CHAVANNES: We tried to resist, but no. We had to completely eliminate the creole pig. Certain peasants hid some pigs anyway, but very few.
GRINER: The government tried to compensate farmers for their lost creole pigs, but the process was fraught with corruption and scams, according to Murray.
MURRAY: The only externally funded project I've seen the worked perfectly was the slaughter of the pigs. Very efficiently done. The repopulation? Not as efficiently done. Not as efficiently done.
GRINER: American pigs were brought in to replace the creole pig, but they were ill-suited to the hard conditions that the creole pig thrived in. Murray says farmers struggled to accommodate the new livestock, which had very particular and very expensive needs.
MURRAY: Poorer farmers could get a free pig, but they had to agree to take care of it in a certain way. They had to agree to build a certain type of pen for it, and not give it garbage. They had to give it good food. But the problem was, the food cost about 100 dollars a year. I mean, people made about 150 dollars, so the pig would be eating better than the people.
GRINER: The problems didn't end with the added expense. Chavannes observed that the new pigs were causing trouble for rural families.
CHAVANNES: Those pigs ate the chickens. They attacked children. And when we saw that, we said, this is impossible. Haitian families cannot raise these pigs. And so we started to really protest.
GRINER: Chavannes started to notice peasants turning to other sources of income.
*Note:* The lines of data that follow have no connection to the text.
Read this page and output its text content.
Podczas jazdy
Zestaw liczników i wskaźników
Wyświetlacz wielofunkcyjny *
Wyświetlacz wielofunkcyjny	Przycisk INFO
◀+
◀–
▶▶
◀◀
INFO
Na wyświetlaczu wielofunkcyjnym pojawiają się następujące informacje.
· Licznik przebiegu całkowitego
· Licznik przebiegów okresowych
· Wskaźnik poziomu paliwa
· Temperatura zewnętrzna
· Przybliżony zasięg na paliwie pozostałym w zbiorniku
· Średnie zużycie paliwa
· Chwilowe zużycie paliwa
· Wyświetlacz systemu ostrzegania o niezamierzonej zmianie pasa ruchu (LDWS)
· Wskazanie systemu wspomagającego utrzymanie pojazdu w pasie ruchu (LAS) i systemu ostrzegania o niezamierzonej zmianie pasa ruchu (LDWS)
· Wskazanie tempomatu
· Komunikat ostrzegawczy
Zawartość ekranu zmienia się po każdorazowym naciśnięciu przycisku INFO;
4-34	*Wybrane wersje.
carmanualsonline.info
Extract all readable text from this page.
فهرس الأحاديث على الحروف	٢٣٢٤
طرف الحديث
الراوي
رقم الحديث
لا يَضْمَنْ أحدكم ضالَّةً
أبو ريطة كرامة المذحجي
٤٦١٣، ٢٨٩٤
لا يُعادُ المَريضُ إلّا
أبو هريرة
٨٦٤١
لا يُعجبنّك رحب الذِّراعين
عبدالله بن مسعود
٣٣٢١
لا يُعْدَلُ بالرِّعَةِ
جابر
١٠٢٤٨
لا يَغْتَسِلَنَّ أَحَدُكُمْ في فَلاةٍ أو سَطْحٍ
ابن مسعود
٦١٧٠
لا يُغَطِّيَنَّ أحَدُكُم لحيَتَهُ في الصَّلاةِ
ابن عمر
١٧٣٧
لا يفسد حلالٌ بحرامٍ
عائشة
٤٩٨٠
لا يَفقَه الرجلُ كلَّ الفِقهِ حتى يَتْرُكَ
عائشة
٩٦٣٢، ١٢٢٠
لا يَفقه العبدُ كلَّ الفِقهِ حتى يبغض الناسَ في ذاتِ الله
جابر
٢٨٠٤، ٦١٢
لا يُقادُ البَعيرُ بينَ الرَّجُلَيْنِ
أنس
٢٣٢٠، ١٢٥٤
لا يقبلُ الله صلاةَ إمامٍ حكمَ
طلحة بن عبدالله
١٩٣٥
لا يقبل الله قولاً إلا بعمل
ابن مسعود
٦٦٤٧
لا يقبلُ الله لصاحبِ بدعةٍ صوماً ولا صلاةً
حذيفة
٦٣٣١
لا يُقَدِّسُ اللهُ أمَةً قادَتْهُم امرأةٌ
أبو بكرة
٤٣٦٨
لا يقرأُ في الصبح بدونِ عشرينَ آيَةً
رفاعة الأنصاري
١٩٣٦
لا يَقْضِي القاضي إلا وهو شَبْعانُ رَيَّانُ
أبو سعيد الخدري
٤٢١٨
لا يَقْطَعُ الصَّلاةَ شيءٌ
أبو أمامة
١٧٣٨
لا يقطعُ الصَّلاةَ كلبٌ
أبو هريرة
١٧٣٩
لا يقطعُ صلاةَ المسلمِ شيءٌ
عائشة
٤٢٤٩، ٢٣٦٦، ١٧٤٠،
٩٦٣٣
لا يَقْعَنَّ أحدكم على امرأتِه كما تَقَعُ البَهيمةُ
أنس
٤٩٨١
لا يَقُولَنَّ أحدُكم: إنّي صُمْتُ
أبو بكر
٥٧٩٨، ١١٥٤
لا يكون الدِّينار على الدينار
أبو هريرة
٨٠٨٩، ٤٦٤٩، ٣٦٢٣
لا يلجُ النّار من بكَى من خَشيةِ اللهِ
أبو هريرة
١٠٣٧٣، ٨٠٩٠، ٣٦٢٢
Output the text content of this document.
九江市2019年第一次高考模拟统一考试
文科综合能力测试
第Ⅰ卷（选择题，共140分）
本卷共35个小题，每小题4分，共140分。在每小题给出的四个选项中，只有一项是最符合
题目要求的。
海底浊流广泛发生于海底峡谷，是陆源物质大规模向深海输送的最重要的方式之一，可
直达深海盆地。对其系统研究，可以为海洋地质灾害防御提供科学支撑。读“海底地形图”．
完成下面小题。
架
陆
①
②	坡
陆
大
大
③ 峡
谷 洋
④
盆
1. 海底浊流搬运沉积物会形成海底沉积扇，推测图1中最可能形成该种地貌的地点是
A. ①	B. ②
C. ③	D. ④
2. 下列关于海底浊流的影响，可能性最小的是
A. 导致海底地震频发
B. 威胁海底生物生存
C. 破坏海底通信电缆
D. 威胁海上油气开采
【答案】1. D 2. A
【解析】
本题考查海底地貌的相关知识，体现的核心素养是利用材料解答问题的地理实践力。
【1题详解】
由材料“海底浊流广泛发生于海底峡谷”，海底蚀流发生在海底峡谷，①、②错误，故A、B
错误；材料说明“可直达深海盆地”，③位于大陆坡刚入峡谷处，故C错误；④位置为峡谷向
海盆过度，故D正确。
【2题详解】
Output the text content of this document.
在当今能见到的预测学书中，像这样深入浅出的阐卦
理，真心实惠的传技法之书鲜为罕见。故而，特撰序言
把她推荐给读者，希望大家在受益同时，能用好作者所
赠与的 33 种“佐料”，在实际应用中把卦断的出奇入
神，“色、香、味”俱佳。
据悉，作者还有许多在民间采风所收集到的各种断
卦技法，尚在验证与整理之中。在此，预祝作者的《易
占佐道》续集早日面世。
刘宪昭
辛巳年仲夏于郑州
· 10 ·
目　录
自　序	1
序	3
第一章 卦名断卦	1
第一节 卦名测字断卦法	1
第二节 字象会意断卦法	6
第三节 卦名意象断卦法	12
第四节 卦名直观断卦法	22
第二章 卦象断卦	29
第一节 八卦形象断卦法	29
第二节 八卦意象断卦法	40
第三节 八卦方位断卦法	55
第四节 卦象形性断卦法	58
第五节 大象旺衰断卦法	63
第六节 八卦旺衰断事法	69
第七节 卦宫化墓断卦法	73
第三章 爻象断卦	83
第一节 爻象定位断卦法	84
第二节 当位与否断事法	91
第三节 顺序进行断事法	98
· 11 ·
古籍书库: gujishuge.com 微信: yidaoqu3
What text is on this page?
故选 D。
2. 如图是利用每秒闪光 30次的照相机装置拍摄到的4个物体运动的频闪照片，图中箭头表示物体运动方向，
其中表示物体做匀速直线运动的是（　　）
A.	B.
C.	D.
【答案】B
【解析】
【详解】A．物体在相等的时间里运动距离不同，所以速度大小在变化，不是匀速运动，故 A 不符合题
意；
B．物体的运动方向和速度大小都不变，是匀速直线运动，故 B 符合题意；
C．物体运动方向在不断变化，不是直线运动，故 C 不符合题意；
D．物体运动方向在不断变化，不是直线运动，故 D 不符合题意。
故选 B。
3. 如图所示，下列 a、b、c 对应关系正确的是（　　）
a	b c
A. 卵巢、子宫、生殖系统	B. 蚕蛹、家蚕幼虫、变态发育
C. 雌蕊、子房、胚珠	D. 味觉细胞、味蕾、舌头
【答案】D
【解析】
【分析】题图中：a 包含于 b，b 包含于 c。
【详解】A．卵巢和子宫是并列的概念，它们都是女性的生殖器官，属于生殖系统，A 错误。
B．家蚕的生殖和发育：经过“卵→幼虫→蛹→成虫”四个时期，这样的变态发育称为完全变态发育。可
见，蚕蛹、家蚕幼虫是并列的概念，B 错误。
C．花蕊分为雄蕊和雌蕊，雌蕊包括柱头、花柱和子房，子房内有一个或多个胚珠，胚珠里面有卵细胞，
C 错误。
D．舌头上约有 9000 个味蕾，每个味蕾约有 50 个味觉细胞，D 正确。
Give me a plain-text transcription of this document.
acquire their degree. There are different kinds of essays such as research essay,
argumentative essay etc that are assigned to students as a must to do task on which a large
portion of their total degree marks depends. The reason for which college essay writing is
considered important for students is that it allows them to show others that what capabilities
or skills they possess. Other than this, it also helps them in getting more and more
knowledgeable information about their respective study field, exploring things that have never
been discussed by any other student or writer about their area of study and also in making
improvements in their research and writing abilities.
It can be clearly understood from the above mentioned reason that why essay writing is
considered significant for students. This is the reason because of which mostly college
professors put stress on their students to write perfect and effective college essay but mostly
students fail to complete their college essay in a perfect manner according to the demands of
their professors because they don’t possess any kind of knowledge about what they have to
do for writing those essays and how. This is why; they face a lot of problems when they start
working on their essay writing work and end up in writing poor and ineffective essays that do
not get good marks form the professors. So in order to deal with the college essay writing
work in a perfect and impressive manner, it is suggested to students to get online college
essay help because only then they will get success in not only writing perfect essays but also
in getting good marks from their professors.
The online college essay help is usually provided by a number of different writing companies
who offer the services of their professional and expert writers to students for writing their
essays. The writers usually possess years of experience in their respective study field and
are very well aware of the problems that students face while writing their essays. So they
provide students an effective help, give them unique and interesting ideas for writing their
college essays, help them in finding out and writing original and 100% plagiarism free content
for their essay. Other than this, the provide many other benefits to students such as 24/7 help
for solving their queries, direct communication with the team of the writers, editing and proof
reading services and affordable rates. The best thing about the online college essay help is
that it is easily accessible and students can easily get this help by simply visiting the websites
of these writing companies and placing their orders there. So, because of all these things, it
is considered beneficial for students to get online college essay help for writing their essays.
He says the extermination of the creole pig forced many peasants to harvest wood to make charcoal. That only exacerbated the problem of deforestation in Haiti. And it's a big problem too. Over 98 percent of Haiti's land has been sheared of its forests. Erosion and droughts have increased as a result.
CHAVANNES: It's catastrophic for the environment. Just like when a peasant wants to send his kids to school-- before he could sell a pig. Now that he has no more pigs, he cuts trees. There is a direct relationship between the impoverishment of peasant families and the cutting of trees to produce charcoal.
GRINER: To reverse the trend, Chavannes and his colleagues in the peasant movement decided to reintroduce the creole pig-- or at least a hybrid that could fill its place.
CHAVANNES: We want the return of the creole pig. So we led a fight, and over the years, the minister of agriculture finally started a program for the repopulation of the pigs. They brought sows from
GRINER: But just as the new pig herd was starting to grow, once again disease intervened. This time, the culprit was teschen, a virus that can kill a pig within days. Six years ago, it started to spread. And decades of work were lost.
CHAVANNES: That's why we converted our pig repopulation program to goat farming. It's easier to raise pigs. It's less dangerous for the environment, et cetera. But this is the new situation.
GRINER: Still, the fight is not yet over for the creole pig. Vaccines for teschen are already being tested in Haiti, and Chavannes hopes partnerships with international NGOs will help fight this latest disease. Part of Chavannes' mission is to rebuild the peasant economy. But to reach that goal, bringing back the creole pig is a necessity, he says.
CHAVANNES: We must. [Laughs] We must, and like I said, pig farming is indispensable for reestablishing the peasant economy. We must act rapidly against teschen to save the race. But I hope that we won't lose them all. That we will have the time to fix this problem.
GRINER: Already, the race to save Haiti's pigs is well underway. This past spring, an official from the ministry of agriculture announced that the 500,000 doses of the teschen vaccine had been produced. The official says they are currently available for farmers to use.
For Living on Earth, I'm Allison Griner.